From the fact that God and mammon are here opposed as two "masters," we may learn that "mammon," that is earthly riches, is a great lord in the world, and therefore does Christ warn us against the same. If it be asked, How can riches be a master or god? the answer is, They are not so in themselves, being merely creatures, but the corrupt hearts of men make an idol of such unto themselves. setting their love and delight upon them, and trusting in them more than in God: for this reason is covetousness called idolatry (Col. 3:5), and the covetous person an idolator (Eph. 5:5). Whatever a man sets his heart upon, making it his true happiness, that is his lord and god. Proof that men do set up riches in their hearts as idols, and so become servants unto that which should serve them, appears in the following facts: they neglect the service of God for lucre and take greater delight in earthly things than in heavenly graces: they derive more satisfaction from them than from Divine ordinances: their loss of earthly goods produces greater vexation and sorrow than all the Divine promises produce comfort.
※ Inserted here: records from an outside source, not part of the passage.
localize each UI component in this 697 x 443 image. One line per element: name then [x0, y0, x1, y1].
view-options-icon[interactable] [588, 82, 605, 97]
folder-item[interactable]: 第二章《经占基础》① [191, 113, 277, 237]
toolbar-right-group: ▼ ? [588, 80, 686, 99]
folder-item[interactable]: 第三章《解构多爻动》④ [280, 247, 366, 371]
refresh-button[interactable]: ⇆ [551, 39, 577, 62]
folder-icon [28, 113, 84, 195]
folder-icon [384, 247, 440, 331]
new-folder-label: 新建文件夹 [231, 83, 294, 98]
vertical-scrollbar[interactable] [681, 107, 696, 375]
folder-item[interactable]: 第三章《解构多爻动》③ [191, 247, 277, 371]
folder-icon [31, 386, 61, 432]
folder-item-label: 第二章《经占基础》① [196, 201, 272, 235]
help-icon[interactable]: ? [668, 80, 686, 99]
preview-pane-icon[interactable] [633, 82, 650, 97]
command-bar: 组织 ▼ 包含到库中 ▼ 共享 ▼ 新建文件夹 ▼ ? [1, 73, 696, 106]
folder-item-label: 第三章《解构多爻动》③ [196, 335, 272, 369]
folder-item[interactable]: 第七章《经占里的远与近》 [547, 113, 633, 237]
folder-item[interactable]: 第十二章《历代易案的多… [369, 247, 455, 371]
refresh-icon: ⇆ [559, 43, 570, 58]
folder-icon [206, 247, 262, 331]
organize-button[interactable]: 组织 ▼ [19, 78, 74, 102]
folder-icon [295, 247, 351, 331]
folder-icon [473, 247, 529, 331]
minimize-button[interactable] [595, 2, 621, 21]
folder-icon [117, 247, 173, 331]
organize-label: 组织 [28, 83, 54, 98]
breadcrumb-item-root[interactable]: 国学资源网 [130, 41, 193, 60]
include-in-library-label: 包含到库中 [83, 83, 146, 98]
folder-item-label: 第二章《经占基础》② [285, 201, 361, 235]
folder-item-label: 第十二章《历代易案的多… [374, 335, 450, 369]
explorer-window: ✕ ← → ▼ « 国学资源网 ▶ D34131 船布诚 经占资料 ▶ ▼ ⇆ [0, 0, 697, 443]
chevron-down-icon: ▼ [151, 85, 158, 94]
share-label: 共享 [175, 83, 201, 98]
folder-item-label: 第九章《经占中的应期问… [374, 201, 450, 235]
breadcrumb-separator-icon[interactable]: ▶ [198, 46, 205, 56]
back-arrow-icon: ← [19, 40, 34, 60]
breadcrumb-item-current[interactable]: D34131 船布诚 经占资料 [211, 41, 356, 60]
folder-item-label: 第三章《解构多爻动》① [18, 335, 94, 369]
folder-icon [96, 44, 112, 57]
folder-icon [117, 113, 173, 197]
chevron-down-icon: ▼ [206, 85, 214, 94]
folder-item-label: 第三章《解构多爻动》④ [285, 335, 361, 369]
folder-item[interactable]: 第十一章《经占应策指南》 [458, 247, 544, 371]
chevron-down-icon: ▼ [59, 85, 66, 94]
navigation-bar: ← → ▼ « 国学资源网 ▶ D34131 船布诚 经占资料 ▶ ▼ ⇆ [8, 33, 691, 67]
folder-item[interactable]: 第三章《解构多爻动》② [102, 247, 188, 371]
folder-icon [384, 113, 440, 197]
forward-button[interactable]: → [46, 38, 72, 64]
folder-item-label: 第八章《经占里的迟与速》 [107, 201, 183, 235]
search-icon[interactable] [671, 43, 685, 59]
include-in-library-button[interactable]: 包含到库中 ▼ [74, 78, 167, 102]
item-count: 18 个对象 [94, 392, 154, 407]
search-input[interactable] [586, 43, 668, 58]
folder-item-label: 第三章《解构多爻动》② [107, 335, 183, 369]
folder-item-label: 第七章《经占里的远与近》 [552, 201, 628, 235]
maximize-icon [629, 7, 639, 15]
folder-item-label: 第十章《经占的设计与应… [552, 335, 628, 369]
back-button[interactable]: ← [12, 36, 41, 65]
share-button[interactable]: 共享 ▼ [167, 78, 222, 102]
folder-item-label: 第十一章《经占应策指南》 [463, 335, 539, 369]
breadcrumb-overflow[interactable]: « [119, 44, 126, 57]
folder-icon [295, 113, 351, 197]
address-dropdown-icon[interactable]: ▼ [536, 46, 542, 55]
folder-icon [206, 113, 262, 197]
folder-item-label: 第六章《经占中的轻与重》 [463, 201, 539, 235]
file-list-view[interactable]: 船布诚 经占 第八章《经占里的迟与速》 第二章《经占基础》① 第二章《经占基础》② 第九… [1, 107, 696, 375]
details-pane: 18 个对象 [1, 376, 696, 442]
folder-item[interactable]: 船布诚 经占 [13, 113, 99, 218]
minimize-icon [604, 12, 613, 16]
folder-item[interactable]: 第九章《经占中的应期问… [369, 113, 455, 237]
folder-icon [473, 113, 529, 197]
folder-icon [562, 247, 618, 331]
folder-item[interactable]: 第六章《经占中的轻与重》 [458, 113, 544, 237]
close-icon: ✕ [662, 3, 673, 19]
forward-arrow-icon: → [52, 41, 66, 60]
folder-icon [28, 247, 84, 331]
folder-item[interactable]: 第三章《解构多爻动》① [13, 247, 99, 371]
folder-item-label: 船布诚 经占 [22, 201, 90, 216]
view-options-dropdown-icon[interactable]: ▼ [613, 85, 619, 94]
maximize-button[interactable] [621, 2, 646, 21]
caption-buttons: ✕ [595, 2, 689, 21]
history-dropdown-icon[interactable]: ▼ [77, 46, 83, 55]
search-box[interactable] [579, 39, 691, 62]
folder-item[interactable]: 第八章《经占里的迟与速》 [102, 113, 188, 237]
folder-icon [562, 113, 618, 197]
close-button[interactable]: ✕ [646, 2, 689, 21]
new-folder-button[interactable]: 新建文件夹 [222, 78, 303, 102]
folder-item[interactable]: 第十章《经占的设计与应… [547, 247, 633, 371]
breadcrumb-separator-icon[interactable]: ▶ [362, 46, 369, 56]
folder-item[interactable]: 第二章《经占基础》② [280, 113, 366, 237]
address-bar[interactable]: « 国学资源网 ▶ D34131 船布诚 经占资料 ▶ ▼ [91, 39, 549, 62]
Herein we may perceive the dreadful state into which Christendom has fallen, for the vast majority in it are plainly worshippers of mammon. They are far more eager and diligent in their quest after worldly gain than they are for personal piety and conformity to the image of Christ. A spirit of covetousness possesses State and Church alike. Greedy landlords (and landladies), profiteering merchants, the cornering of commodities, on the one hand; discontented laborers, ever demanding higher wages and more and more of the luxuries of life, on the other: the rich hoarding up wealth and the poor insisting that it be divided among them are sad witnesses to the idolatry which now reigns supreme in the hearts of men. And God's professing people are infected with the same evil spirit: the denying of self and living as strangers and pilgrims here is a thing of the past, as their extravagantly furnished homes and richly laden tables only too plainly attest. And, worst of all, the rising generation of preachers, with their motor-cars and elaborately furnished parsonages and manses, are giving a lead to this wicked self-indulgence and mammon worship.
Is there any wonder, then, that the judgments of an angry God are now falling so heavily upon us? Judgment began first at the house of God: a grieved Spirit withdrew, and His power and unction are now noticeably absent from the preaching of the Word. But instead of God's people humbling themselves beneath His mighty hand, repenting of and forsaking their sins, they have in large measure "lived in pleasure on the earth and been wanton" (Jam. 5:5). Read Amos 6:1, 3-6, and see if the extravagance of Israel has not been duplicated in Christendom: and as God's wrath was poured out on them, so it is now being poured out on us. Many scores of church buildings and hundreds of the homes of rich and poor alike have been reduced to rubble and ashes. Why? Why has God so visited us? Because He will not be mocked with impunity. For the last fifty years Christendom has attempted to serve both God and mammon: and having sown the wind, God is now making us reap the whirlwind. "He that hath ears to hear, let him hear."